Arguments for Using the RDF Data Cube Vocabulary
From www.b-kaempgen.de
On this page we describe the advantages of using the RDF Data Cube Vocabulary for representing multidimensional datasets.
Contents
Arguments for using QB
QB is fulfilling requirements for sharing of Data Cubes [HB03] (under construction):
• The format has to support a multidimensional data model. We have shown that QB can be mapped to a multidimensional data model in previous work [KH11]. More detail we will provide in Chapter 6. • The conceptual distinction between the description of schema, master or dimension data and transaction or fact data has to be supported. QB distinguishes qb:DataStructureDefiniti with qb:DimensionProperty for the schema and qb:DataSet with qb:Observation for fact data that in Linked Data also can be provided at different locations. • The format has to be transportable over a network, primarily over the Internet. As a Linked Data vocabulary, QB provides this requirement automatically. • To achieve a high level of flexibility and reuse the format has to support linking and inclusion concepts. XCube allows the linkage of schema, dimension and fact data and highlights the development of standardised reference dimensions. Beyond that, Linked Data and QB allow reuse of any single multidimensional element. • The format should be extensible to be able to adapt to different data models or to introduce new concepts. As shown by Etcheverry and Vaisman [EV12b, EV12a] extension of QB is possible. • The format must be easily convertible to and from various data sources and formats. RDF/XML representations of QB data allow XSLT transformations. However, the structure of RDF/XML is more complex than XCube.
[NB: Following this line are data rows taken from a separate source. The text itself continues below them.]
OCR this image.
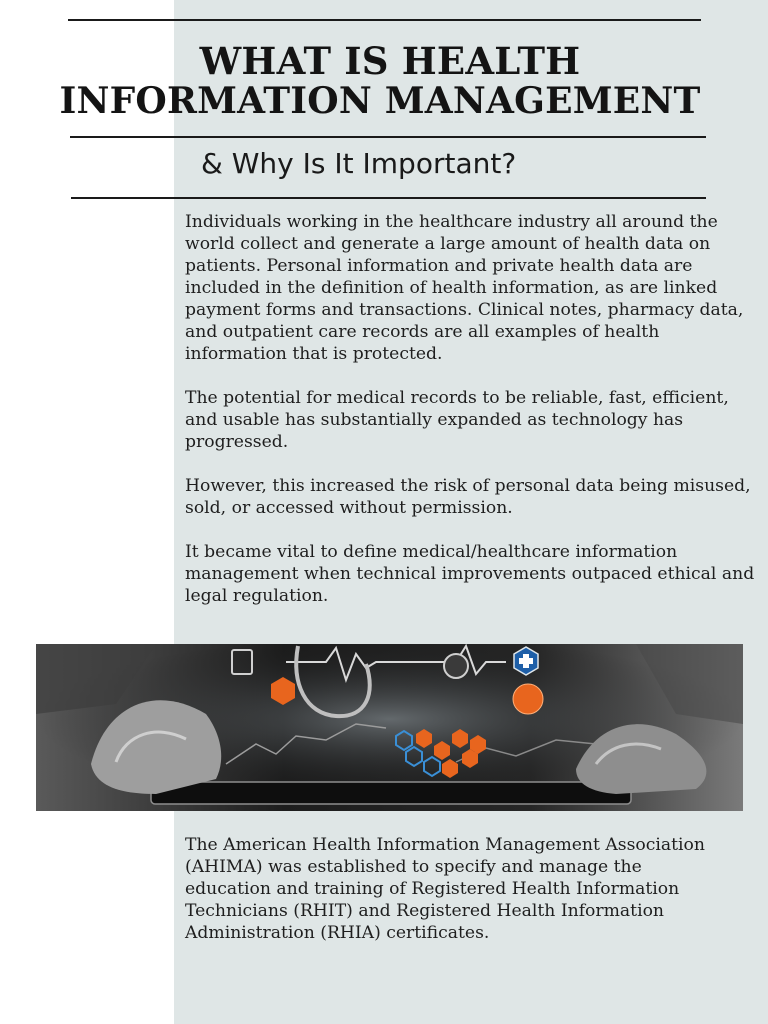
WHAT IS HEALTH
INFORMATION MANAGEMENT
& Why Is It Important?

Individuals working in the healthcare industry all around the world collect and generate a large amount of health data on patients. Personal information and private health data are included in the definition of health information, as are linked payment forms and transactions. Clinical notes, pharmacy data, and outpatient care records are all examples of health information that is protected.

The potential for medical records to be reliable, fast, efficient, and usable has substantially expanded as technology has progressed.

However, this increased the risk of personal data being misused, sold, or accessed without permission.

It became vital to define medical/healthcare information management when technical improvements outpaced ethical and legal regulation.

The American Health Information Management Association (AHIMA) was established to specify and manage the education and training of Registered Health Information Technicians (RHIT) and Registered Health Information Administration (RHIA) certificates.
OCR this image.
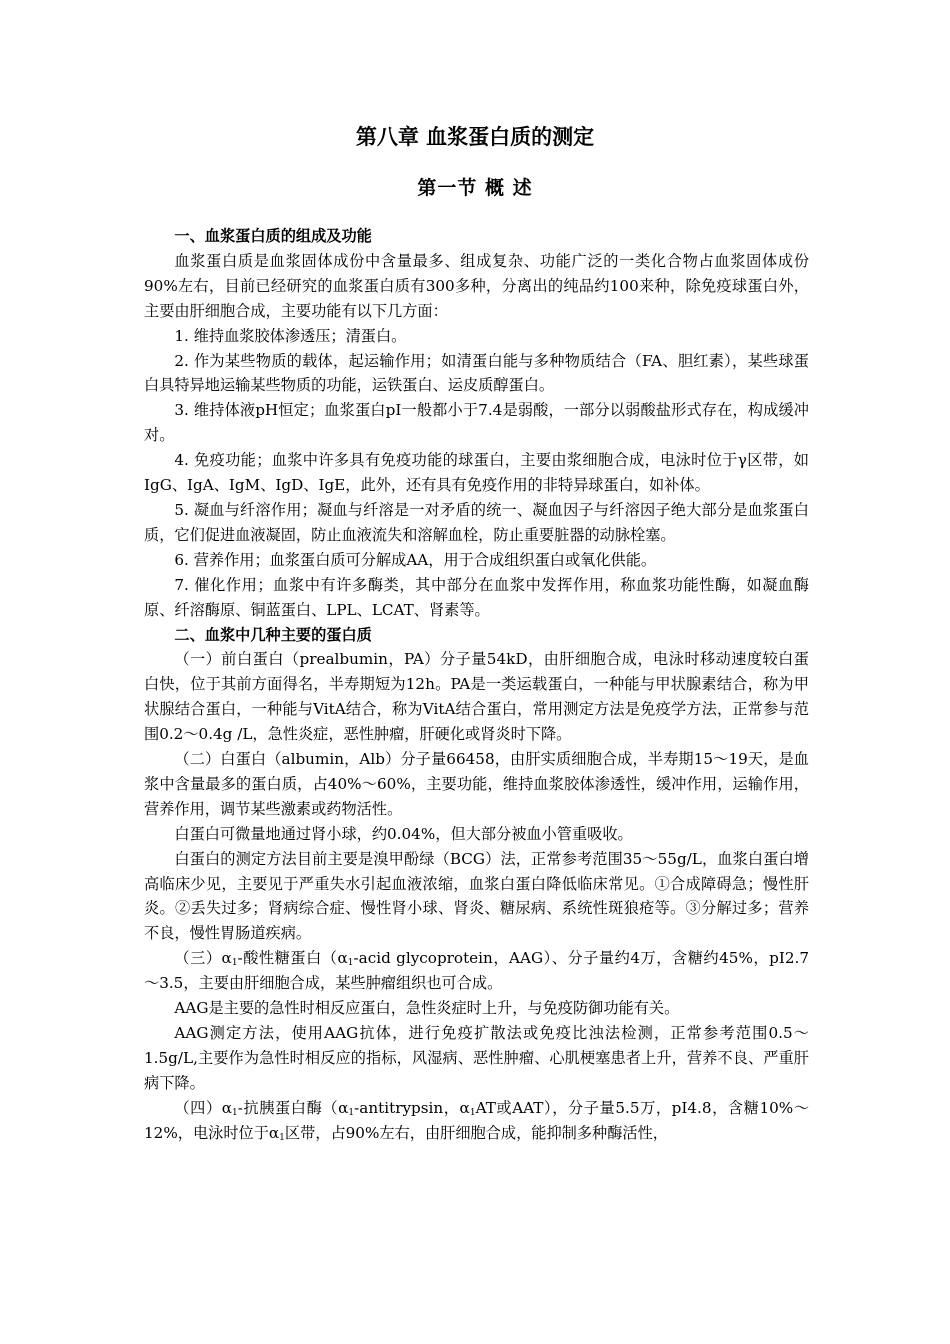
第八章 血浆蛋白质的测定
第一节 概 述
一、血浆蛋白质的组成及功能

血浆蛋白质是血浆固体成份中含量最多、组成复杂、功能广泛的一类化合物占血浆固体成份90%左右，目前已经研究的血浆蛋白质有300多种，分离出的纯品约100来种，除免疫球蛋白外，主要由肝细胞合成，主要功能有以下几方面：

1. 维持血浆胶体渗透压；清蛋白。

2. 作为某些物质的载体，起运输作用；如清蛋白能与多种物质结合（FA、胆红素），某些球蛋白具特异地运输某些物质的功能，运铁蛋白、运皮质醇蛋白。

3. 维持体液pH恒定；血浆蛋白pI一般都小于7.4是弱酸，一部分以弱酸盐形式存在，构成缓冲对。

4. 免疫功能；血浆中许多具有免疫功能的球蛋白，主要由浆细胞合成，电泳时位于γ区带，如IgG、IgA、IgM、IgD、IgE，此外，还有具有免疫作用的非特异球蛋白，如补体。

5. 凝血与纤溶作用；凝血与纤溶是一对矛盾的统一、凝血因子与纤溶因子绝大部分是血浆蛋白质，它们促进血液凝固，防止血液流失和溶解血栓，防止重要脏器的动脉栓塞。

6. 营养作用；血浆蛋白质可分解成AA，用于合成组织蛋白或氧化供能。

7. 催化作用；血浆中有许多酶类，其中部分在血浆中发挥作用，称血浆功能性酶，如凝血酶原、纤溶酶原、铜蓝蛋白、LPL、LCAT、肾素等。

二、血浆中几种主要的蛋白质

（一）前白蛋白（prealbumin，PA）分子量54kD，由肝细胞合成，电泳时移动速度较白蛋白快，位于其前方面得名，半寿期短为12h。PA是一类运载蛋白，一种能与甲状腺素结合，称为甲状腺结合蛋白，一种能与VitA结合，称为VitA结合蛋白，常用测定方法是免疫学方法，正常参与范围0.2～0.4g /L，急性炎症，恶性肿瘤，肝硬化或肾炎时下降。

（二）白蛋白（albumin，Alb）分子量66458，由肝实质细胞合成，半寿期15～19天，是血浆中含量最多的蛋白质，占40%～60%，主要功能，维持血浆胶体渗透性，缓冲作用，运输作用，营养作用，调节某些激素或药物活性。

白蛋白可微量地通过肾小球，约0.04%，但大部分被血小管重吸收。

白蛋白的测定方法目前主要是溴甲酚绿（BCG）法，正常参考范围35～55g/L，血浆白蛋白增高临床少见，主要见于严重失水引起血液浓缩，血浆白蛋白降低临床常见。①合成障碍急；慢性肝炎。②丢失过多；肾病综合症、慢性肾小球、肾炎、糖尿病、系统性斑狼疮等。③分解过多；营养不良，慢性胃肠道疾病。

（三）$\alpha_1-$酸性糖蛋白（$\alpha_1$-acid glycoprotein，AAG）、分子量约4万，含糖约45%，pI2.7～3.5，主要由肝细胞合成，某些肿瘤组织也可合成。

AAG是主要的急性时相反应蛋白，急性炎症时上升，与免疫防御功能有关。

AAG测定方法，使用AAG抗体，进行免疫扩散法或免疫比浊法检测，正常参考范围0.5～1.5g/L,主要作为急性时相反应的指标，风湿病、恶性肿瘤、心肌梗塞患者上升，营养不良、严重肝病下降。

（四）$\alpha_1-$抗胰蛋白酶（$\alpha_1$-antitrypsin，$\alpha_1AT$或AAT），分子量5.5万，pI4.8，含糖10%～12%，电泳时位于$\alpha_1$区带，占90%左右，由肝细胞合成，能抑制多种酶活性，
In several case studies we have shown that QB can be used to represent heterogeneous data sources and formats, e.g., SDMX, XBRL, sensor data [KC13]. Converting QB data to other RDF schemas, and from there to other data formats, also is possible using SPARQL 1.1 CONSTRUCT or SELECT queries. • The format could possibly allow online analytical processing (OLAP) to reduce the amount of data to be transferred over the network. Etcheverry and Vaisman [EV12b, EV12a] have shown how to merge locally stored datasets and Web-distributed datasets that are represented with an extension of QB using OLAP operations. We have shown how to map OLAP operations to SPARQL queries over QB datasets in previous work [KOH12] and will provide details in Chapter 7.